本文為您介紹Sink變更的可相容性和不可相容性詳情。
可相容的變更
刪除多路Sink的某路Sink,該變更屬於完全相容變更。
-- 原始SQL。 CREATE TABLE MyTable ( a int, b bigint, c varchar ); CREATE TABLE MySink1 ( a int, b bigint, c varchar ); CREATE TABLE MySink2 ( a int, b bigint, c varchar ); INSERT INTO MySink1 SELECT a, sum(b), max(c) FROM MyTable GROUP BY a; INSERT INTO MySink2 SELECT a, b, c FROM MyTable WHERE a > 10; -- 刪除MySink1對應的Query,該變更屬於完全相容變更。 -- 該Query中的group aggregate對應的狀態會被丟棄。 INSERT INTO MySink2 SELECT a, b, c FROM MyTable WHERE a > 10; -- 刪除MySink2對應的Query,該變更屬於完全相容變更。 INSERT INTO MySink1 SELECT a, sum(b), max(c) FROM MyTable GROUP BY a;
新增Sink且不帶有狀態的Query,該變更屬於完全相容變更。
-- 原始SQL。 CREATE TABLE MyTable ( a int, b bigint, c varchar ); CREATE TABLE MySink1 ( a int, b bigint, c varchar ); INSERT INTO MySink1 SELECT a, sum(b), max(c) FROM MyTable GROUP BY a; -- 新增無狀態的Query,該變更屬於完全相容變更。 CREATE TABLE MySink2 ( a int, b bigint, c varchar ); INSERT INTO MySink1 SELECT a, sum(b), max(c) FROM MyTable GROUP BY a; INSERT INTO MySink2 SELECT a, b, c FROM MyTable WHERE a > 10;
預設情況下,Sink被認為是無狀態運算元(大部分的Sink連接器沒有狀態)。因此變更Sink表名、連接器類型、WITH屬性都是相容變更。

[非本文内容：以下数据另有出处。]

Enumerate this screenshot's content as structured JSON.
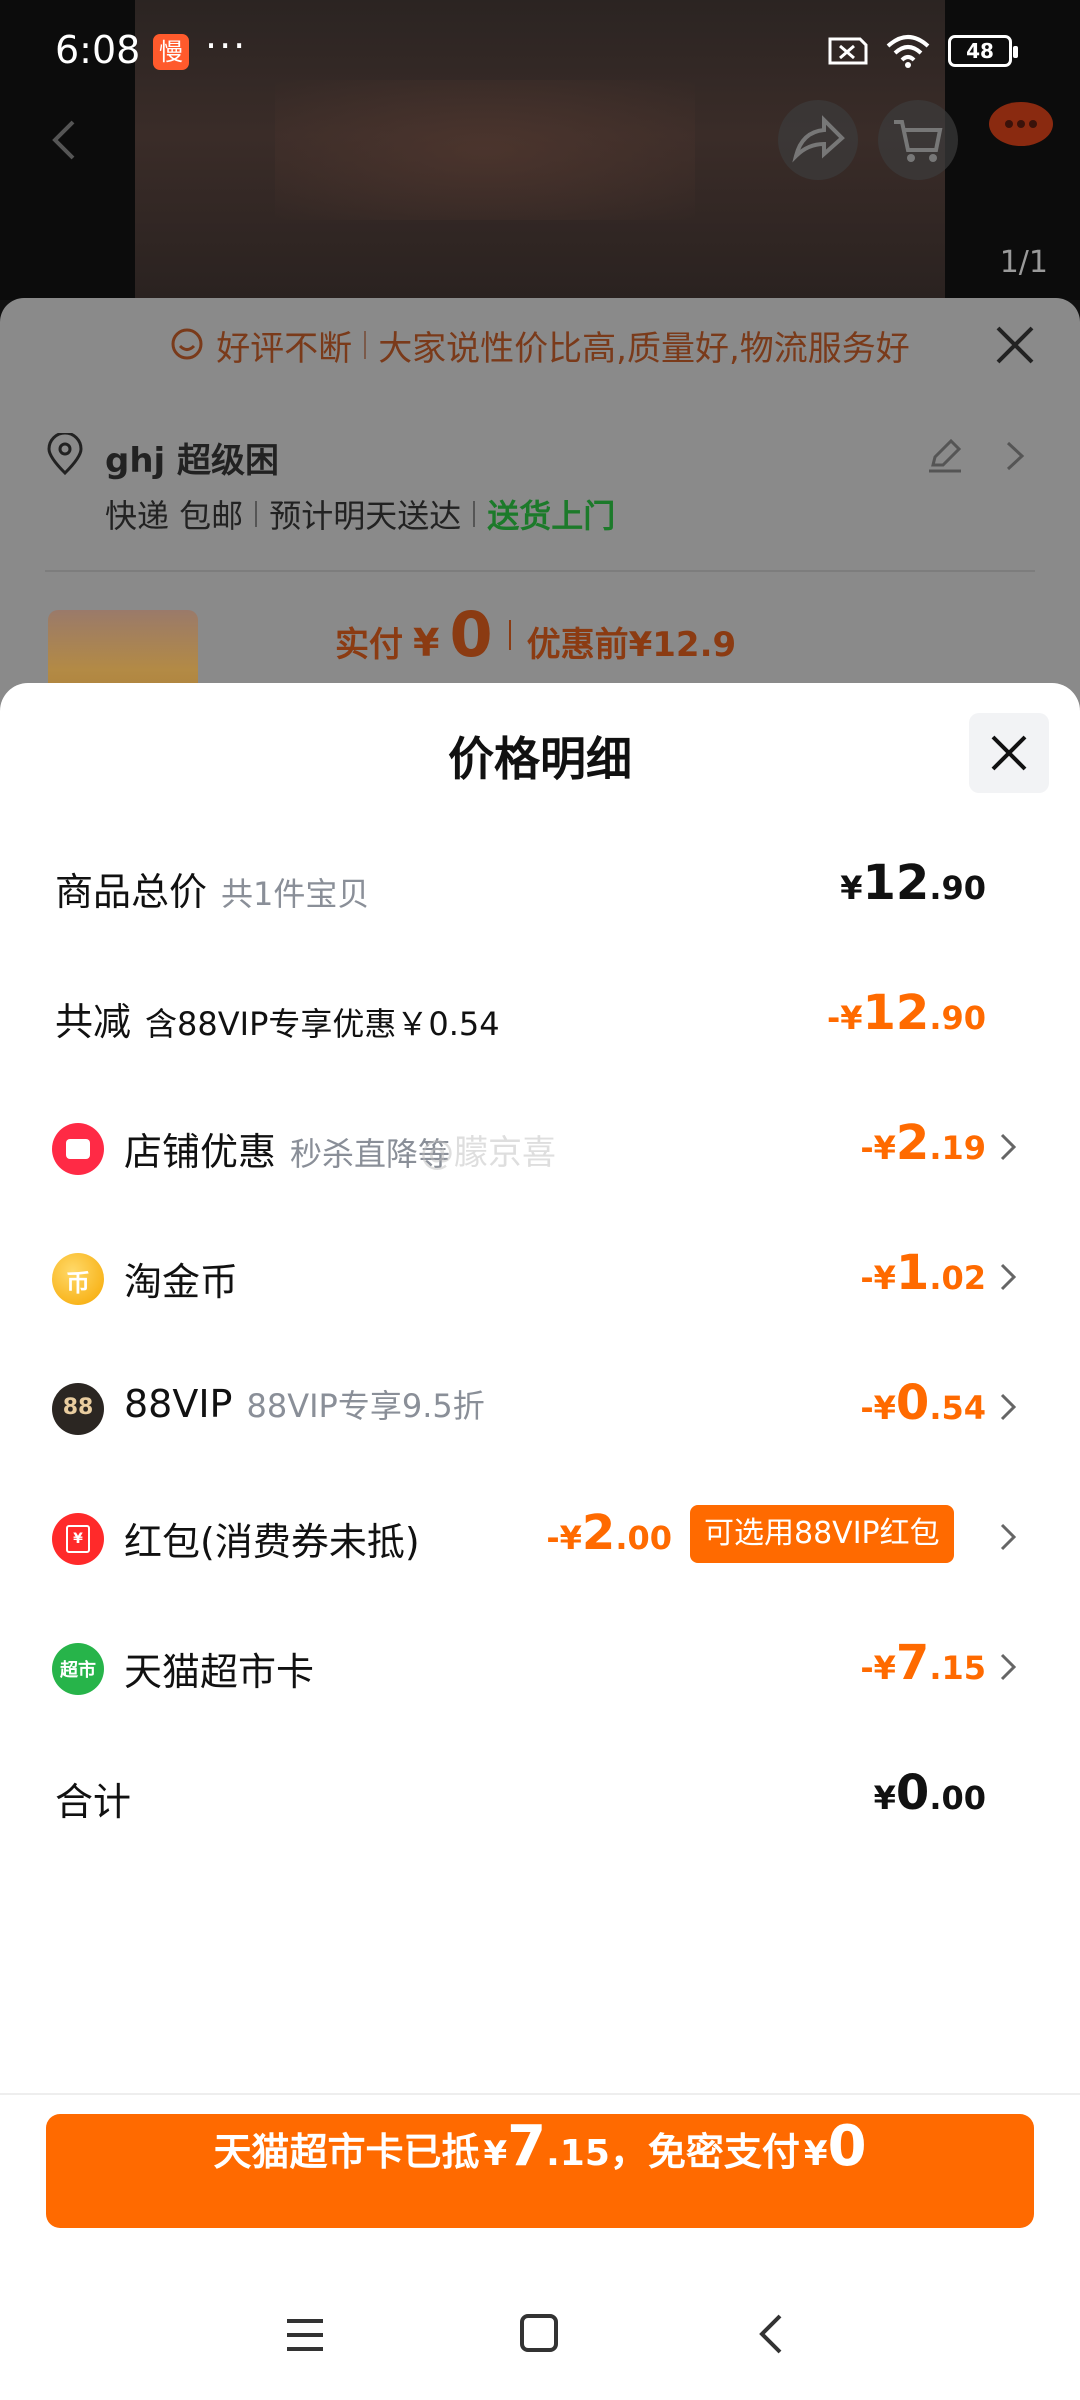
{
  "status_bar": {
    "time": "6:08",
    "app_badge": "慢",
    "dots": "···",
    "battery": "48"
  },
  "product_header": {
    "image_counter": "1/1"
  },
  "banner": {
    "good_review": "好评不断",
    "message": "大家说性价比高,质量好,物流服务好"
  },
  "address": {
    "name": "ghj 超级困",
    "shipping": "快递 包邮",
    "eta": "预计明天送达",
    "delivery": "送货上门"
  },
  "summary": {
    "paid_label": "实付",
    "currency": "¥",
    "paid_value": "0",
    "before_discount": "优惠前¥12.9"
  },
  "sheet": {
    "title": "价格明细",
    "rows": [
      {
        "label": "商品总价",
        "sub": "共1件宝贝",
        "sign": "",
        "currency": "¥",
        "int": "12",
        "dec": ".90"
      },
      {
        "label": "共减",
        "sub": "含88VIP专享优惠￥0.54",
        "sign": "-",
        "currency": "¥",
        "int": "12",
        "dec": ".90"
      },
      {
        "label": "店铺优惠",
        "sub": "秒杀直降等",
        "sign": "-",
        "currency": "¥",
        "int": "2",
        "dec": ".19"
      },
      {
        "label": "淘金币",
        "sub": "",
        "sign": "-",
        "currency": "¥",
        "int": "1",
        "dec": ".02"
      },
      {
        "label": "88VIP",
        "sub": "88VIP专享9.5折",
        "sign": "-",
        "currency": "¥",
        "int": "0",
        "dec": ".54"
      },
      {
        "label": "红包(消费券未抵)",
        "sub": "",
        "sign": "-",
        "currency": "¥",
        "int": "2",
        "dec": ".00",
        "tag": "可选用88VIP红包"
      },
      {
        "label": "天猫超市卡",
        "sub": "",
        "sign": "-",
        "currency": "¥",
        "int": "7",
        "dec": ".15"
      },
      {
        "label": "合计",
        "sub": "",
        "sign": "",
        "currency": "¥",
        "int": "0",
        "dec": ".00"
      }
    ],
    "icons": {
      "coin": "币",
      "vip": "88",
      "market": "超市"
    },
    "watermark": "@朦京喜"
  },
  "pay_button": {
    "text1": "天猫超市卡已抵",
    "currency": "¥",
    "card_int": "7",
    "card_dec": ".15",
    "text2": "，免密支付",
    "pay_int": "0"
  },
  "colors": {
    "accent": "#ff6a00",
    "green": "#1c7a2a",
    "shop_red": "#ff2a45"
  }
}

-- 原始SQL。 CREATE TABLE MyTable ( a int, b bigint, c varchar ); CREATE TABLE MySink ( a int, b bigint, c varchar ) WITH ( 'connector' = 'print' ); INSERT INTO MySink1 SELECT a, sum(b), max(c) FROM MyTable GROUP BY a; -- 修改表名、連接器類型等,該變更屬於完全相容變更。 CREATE TABLE MySink2 ( a int, b bigint, c varchar ) WITH ( 'connector' = 'kafka', ... ); INSERT INTO MySink2 SELECT a, sum(b), max(c) FROM MyTable GROUP BY a;
不相容的變更
新增Sink且帶有狀態的Query,該變更屬於不相容變更。
-- 原始SQL。 CREATE TABLE MyTable ( a int, b bigint, c varchar ); CREATE TABLE MySink1 ( a int, b bigint, c varchar ); INSERT INTO MySink1 SELECT a, sum(b), max(c) FROM MyTable GROUP BY a; -- 新增有狀態的Query,該變更屬於不相容變更。 CREATE TABLE MySink2 ( b bigint, a int, c varchar ); INSERT INTO MySink1 SELECT a, sum(b), max(c) FROM MyTable GROUP BY a; INSERT INTO MySink2 SELECT b, sum(a), max(c) FROM MyTable GROUP BY b;
設定table.optimizer.state-compatibility.ignore-sink=false,將Sink視為有狀態運算元,修改表名、連接器類型,此變更屬於不相容變更。
-- 原始SQL。 CREATE TABLE MyTable ( a int, b bigint, c varchar ); CREATE TABLE MySink ( a int, b bigint, c varchar ) WITH ( 'connector' = 'print' ); INSERT INTO MySink SELECT a, sum(b), max(c) FROM MyTable GROUP BY a; -- 設定table.optimizer.state-compatibility.ignore-sink=false, -- 將Sink視為有狀態運算元,修改表名,該變更屬於不相容變更 CREATE TABLE MySink2 ( a int, b bigint, c varchar ) WITH ( 'connector' = 'print' ); INSERT INTO MySink2 SELECT a, sum(b), max(c) FROM MyTable GROUP BY a; -- 設定table.optimizer.state-compatibility.ignore-sink=false, -- 將Sink視為有狀態運算元,修改連接器類型(例如將print改為blackhole),該變更屬於不相容變更 create table MySink ( a int, b bigint, c varchar ) WITH ( 'connector' = 'blackhole', ... ); INSERT INTO MySink SELECT a, sum(b), max(c) FROM MyTable GROUP BY a;
刪除了一路sink的同時,將Sink或Source的TEMPORARY TABLE DDL語句也進行了修改或刪除,屬於不相容變更。詳情請參見其他限制。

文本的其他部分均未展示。